Adding other conflicts, such as those of gender and sexuality, further complicate the development of self-authorship. When looking at the development of self-authorship in gay Latino college students, Robert Orozco and Lara Perez-Felkner 2018 conceptualized a framework of thought they refer to as "conociéndose y escribiéndose¨, which explains the difficulties posed by having to self-author in the face of multiple conflicts in identity. This framework was based on Gloria Anzaldúa's perception of "conocimiento", or the journey required to learn one's identity in a shifting world.

==An Everyone Culture==
Robert Kegan and Lisa Laskow Lahey, in their book An Everyone Culture, explore the concept of a "Self-Authoring mind." They describe this stage of development as an individual's capacity to "step back enough from the social environment to generate an internal seat of judgment, or personal authority, that evaluates and makes choices about external expectations" (Kegan and Lahey, p. 63). This means that individuals with a Self-Authoring mind are able to detach from their social context, forming personal values and making decisions based on their own beliefs.

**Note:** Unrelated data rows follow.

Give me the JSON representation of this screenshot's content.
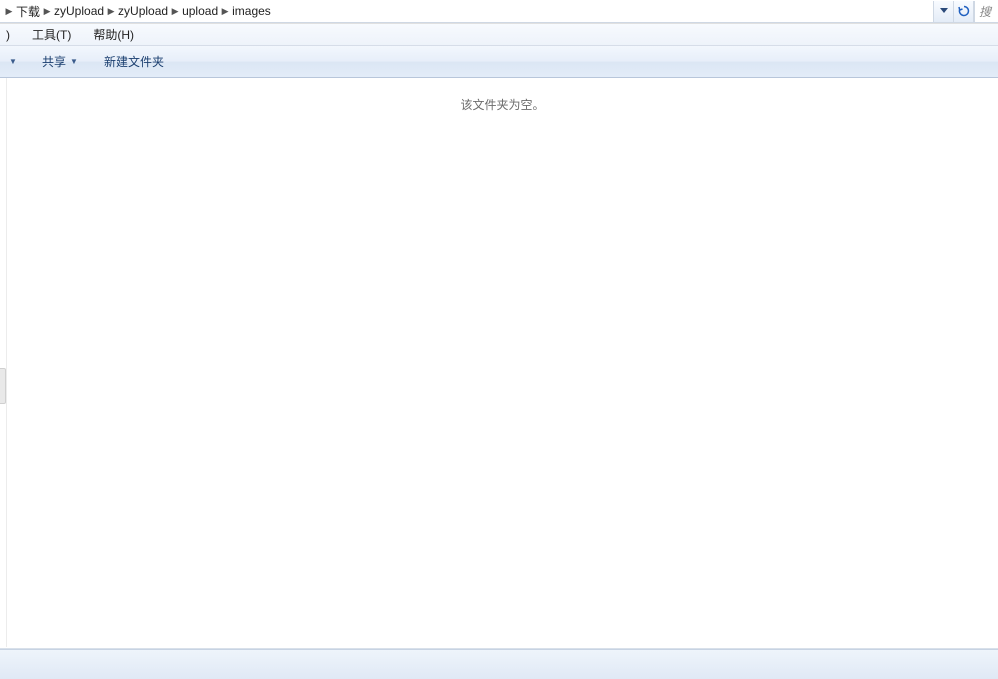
{
  "breadcrumb": {
    "items": [
      "下载",
      "zyUpload",
      "zyUpload",
      "upload",
      "images"
    ]
  },
  "search": {
    "placeholder": "搜"
  },
  "menu": {
    "item0": ")",
    "item1": "工具(T)",
    "item2": "帮助(H)"
  },
  "toolbar": {
    "share": "共享",
    "newfolder": "新建文件夹"
  },
  "content": {
    "empty_message": "该文件夹为空。"
  }
}
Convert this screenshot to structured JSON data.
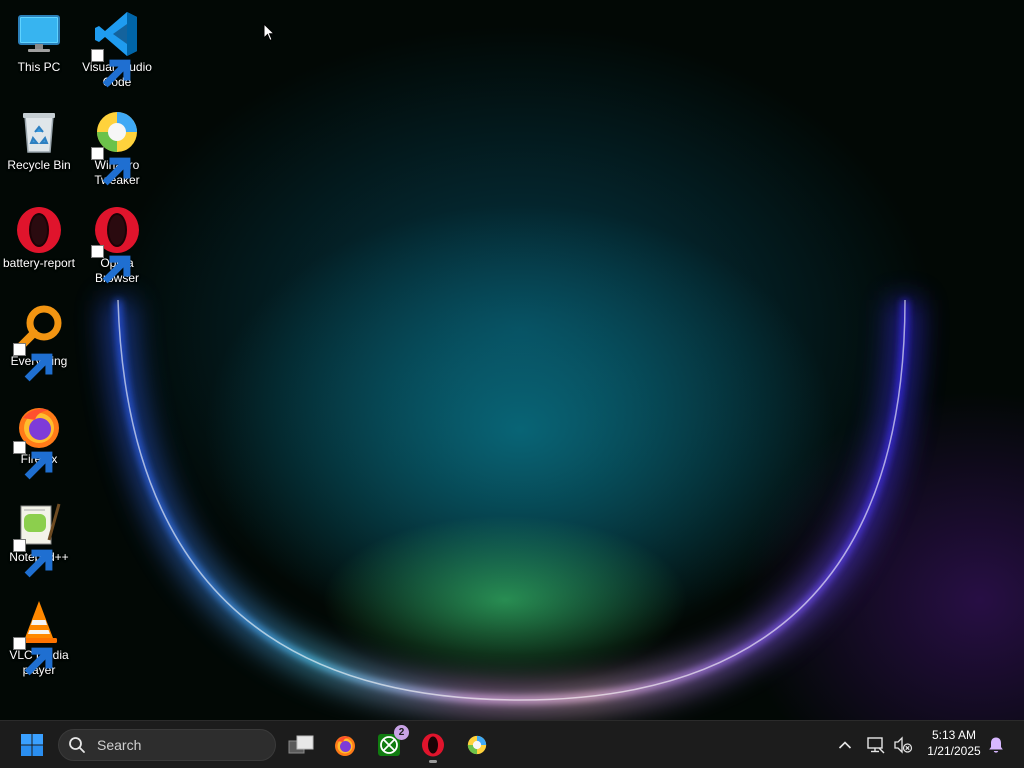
{
  "desktop": {
    "icons": [
      {
        "label": "This PC",
        "icon": "this-pc-icon",
        "shortcut": false
      },
      {
        "label": "Visual Studio Code",
        "icon": "vscode-icon",
        "shortcut": true
      },
      {
        "label": "Recycle Bin",
        "icon": "recycle-bin-icon",
        "shortcut": false
      },
      {
        "label": "Winaero Tweaker",
        "icon": "winaero-tweaker-icon",
        "shortcut": true
      },
      {
        "label": "battery-report",
        "icon": "opera-icon",
        "shortcut": false
      },
      {
        "label": "Opera Browser",
        "icon": "opera-icon",
        "shortcut": true
      },
      {
        "label": "Everything",
        "icon": "everything-icon",
        "shortcut": true
      },
      {
        "label": "Firefox",
        "icon": "firefox-icon",
        "shortcut": true
      },
      {
        "label": "Notepad++",
        "icon": "notepadpp-icon",
        "shortcut": true
      },
      {
        "label": "VLC media player",
        "icon": "vlc-icon",
        "shortcut": true
      }
    ]
  },
  "taskbar": {
    "start_icon": "windows-start-icon",
    "search": {
      "placeholder": "Search",
      "value": ""
    },
    "apps": [
      {
        "name": "Task View",
        "icon": "task-view-icon"
      },
      {
        "name": "Firefox",
        "icon": "firefox-icon"
      },
      {
        "name": "Xbox",
        "icon": "xbox-icon",
        "badge": "2"
      },
      {
        "name": "Opera",
        "icon": "opera-icon",
        "running": true
      },
      {
        "name": "Winaero Tweaker",
        "icon": "winaero-tweaker-icon"
      }
    ],
    "tray": {
      "overflow_icon": "chevron-up-icon",
      "network_icon": "network-icon",
      "volume_icon": "volume-muted-icon",
      "notification_icon": "notification-bell-icon"
    },
    "clock": {
      "time": "5:13 AM",
      "date": "1/21/2025"
    }
  },
  "colors": {
    "taskbar_bg": "#1c1c1c",
    "accent_blue": "#1e90ff",
    "badge": "#c9a3e6"
  }
}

Kegan and Lahey further explain, "Our self coheres by its alignment with its own belief system, ideology, or personal code; by its ability to self-direct, take stands, set limits, and create and regulate its boundaries on behalf of its own voice" (Kegan and Lahey, p. 63). This extends the previous idea by emphasizing the importance of personal boundaries and beliefs, which help define and strengthen the Self-Authoring mind within the stages of adult development.